– Ты кто вообще такой, чего я должна с тобой разговаривать?
У Майкла резко закончились силы. Он произнес слишком много слов, а это как оказалось в его ситуации сильно истощает.
– Ладно, давай потом, – проговорил Майкл.
Он был в положении мученика с железным ошейником на горле, прикованным метровой цепью к стене вертикально вверх. Его руки были заломаны за спину и стянуты пластиковым хомутом. Ноги так же были стянуты. Можно было пытаться слегка привстать или присесть на колени. Нельзя было лечь. Можно было облокотиться на бок к холодной стене. Джейн была прикована так же.
– Потом? Когда потом? Ты сейчас занят? Документы пошёл подписывать?
– Я устал говорить, я уже долго здесь нахожусь. Но ты можешь рассказать мне о том, как тебя поймали и за что, поподробнее, а я соберусь с силами и расскажу тебе свою историю.
– Я увидела то, что не должна была видеть, но это же не может быть причиной! Не должно быть такого!
Джейн начала возмущенно кричать:
– Какой смысл в существовании такой организации, как ваша! Какая у вас мораль? Вы можете упрятать в темницу любого, кто выходит с вами на контакт без разрешения? За что? Почему? В мире так много группировок сдерживающих науку, культуру, превращающих людей в рабов! Мондиалисты, нефтяники, производители компьютеров, а теперь ещё и вы! Какого чёрта появиться ещё и вашему сраному кузнечику! Вы решили собрать всех злых гениев и составить остальным уродам достойную конкуренцию? Если нет, если вы не поддерживаете мондиалистов, если ваши намерения благие, а действия обусловлены самозащитой, то, знайте! Я на вашей стороне! Я не выдам ваших секретов! Я…
Затем последовали слезы отчаянья.
Так как ты говоришь, тебя зовут? – спросил тронутый Майкл.
– Меня зовут Джейн, и вам меня не сломить! – сказала она, обращаясь к незримому слушателю.
– Кому ты кричишь, Джейн? Думаешь, барин-извращенец запер тебя сюда потому, что он мондиалист?
– Да. Все беды от них.
– Брось, ты откуда родом?
– Кент, Великобритания. Но я человек мира!
– Чудно, я по-своему, тоже. Как насчёт того, что весь мир является криптоколонией Великобритании под управлением мирового масонства, подчиняющегося Английскому монарху?
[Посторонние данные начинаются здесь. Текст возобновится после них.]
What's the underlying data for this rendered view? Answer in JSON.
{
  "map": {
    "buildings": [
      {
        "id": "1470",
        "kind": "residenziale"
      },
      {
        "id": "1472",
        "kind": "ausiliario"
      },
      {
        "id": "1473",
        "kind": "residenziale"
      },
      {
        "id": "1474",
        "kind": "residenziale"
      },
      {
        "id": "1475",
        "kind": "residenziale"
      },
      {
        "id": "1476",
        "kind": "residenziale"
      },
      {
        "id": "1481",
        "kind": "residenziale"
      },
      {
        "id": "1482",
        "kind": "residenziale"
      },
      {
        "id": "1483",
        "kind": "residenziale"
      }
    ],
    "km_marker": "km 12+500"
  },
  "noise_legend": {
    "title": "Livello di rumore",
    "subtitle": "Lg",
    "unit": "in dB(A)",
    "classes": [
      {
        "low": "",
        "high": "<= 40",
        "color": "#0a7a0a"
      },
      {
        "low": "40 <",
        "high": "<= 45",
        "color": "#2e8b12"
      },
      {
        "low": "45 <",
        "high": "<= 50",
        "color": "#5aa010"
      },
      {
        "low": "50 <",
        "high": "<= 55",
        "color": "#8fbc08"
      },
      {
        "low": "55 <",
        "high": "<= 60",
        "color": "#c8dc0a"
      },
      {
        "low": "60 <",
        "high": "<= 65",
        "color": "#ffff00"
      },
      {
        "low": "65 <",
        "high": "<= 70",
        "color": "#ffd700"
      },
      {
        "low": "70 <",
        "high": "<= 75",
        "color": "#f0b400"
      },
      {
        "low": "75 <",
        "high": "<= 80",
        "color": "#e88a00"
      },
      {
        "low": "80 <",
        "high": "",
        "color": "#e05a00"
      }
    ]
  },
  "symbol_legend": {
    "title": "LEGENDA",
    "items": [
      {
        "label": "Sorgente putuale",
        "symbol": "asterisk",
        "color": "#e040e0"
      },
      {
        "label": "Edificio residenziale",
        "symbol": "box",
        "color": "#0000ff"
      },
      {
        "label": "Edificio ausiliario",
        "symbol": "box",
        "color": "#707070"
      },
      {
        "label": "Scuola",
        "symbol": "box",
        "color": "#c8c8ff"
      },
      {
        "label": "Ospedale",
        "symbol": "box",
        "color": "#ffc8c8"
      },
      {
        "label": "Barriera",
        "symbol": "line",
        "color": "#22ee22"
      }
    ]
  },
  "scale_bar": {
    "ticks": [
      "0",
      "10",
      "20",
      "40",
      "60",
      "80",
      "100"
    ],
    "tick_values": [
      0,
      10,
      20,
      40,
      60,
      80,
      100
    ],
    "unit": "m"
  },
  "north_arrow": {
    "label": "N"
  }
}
– Чушь собачья! Учи историю, придурок!
– И если бы я её учил, я бы, наверное, был сторонником одной из версий мирового заговора, либо считал, что все они имеют свои доказательства и опровержения, а может быть я был бы уверен, что все эти теории ложны. Я бы накопил множество знаний, а мои выводы в итоге были бы просто моими личными выводами, основанными на моих личных предпочтениях и трактовках, такими же личными, как и у людей, не имеющих стольких накопленных знаний. Разница была бы лишь в доказательствах, которых я приводил бы в защиту своей правоты. А что толку от доказательств? Вся правда в том, что ты заставляешь своего слушателя согласиться с тобой, скрывая эту цель под общепринятой истиной, связанной с темой разговора. С ней невозможно будет не согласиться. Этим ты своего слушателя подчиняешь, побеждаешь его.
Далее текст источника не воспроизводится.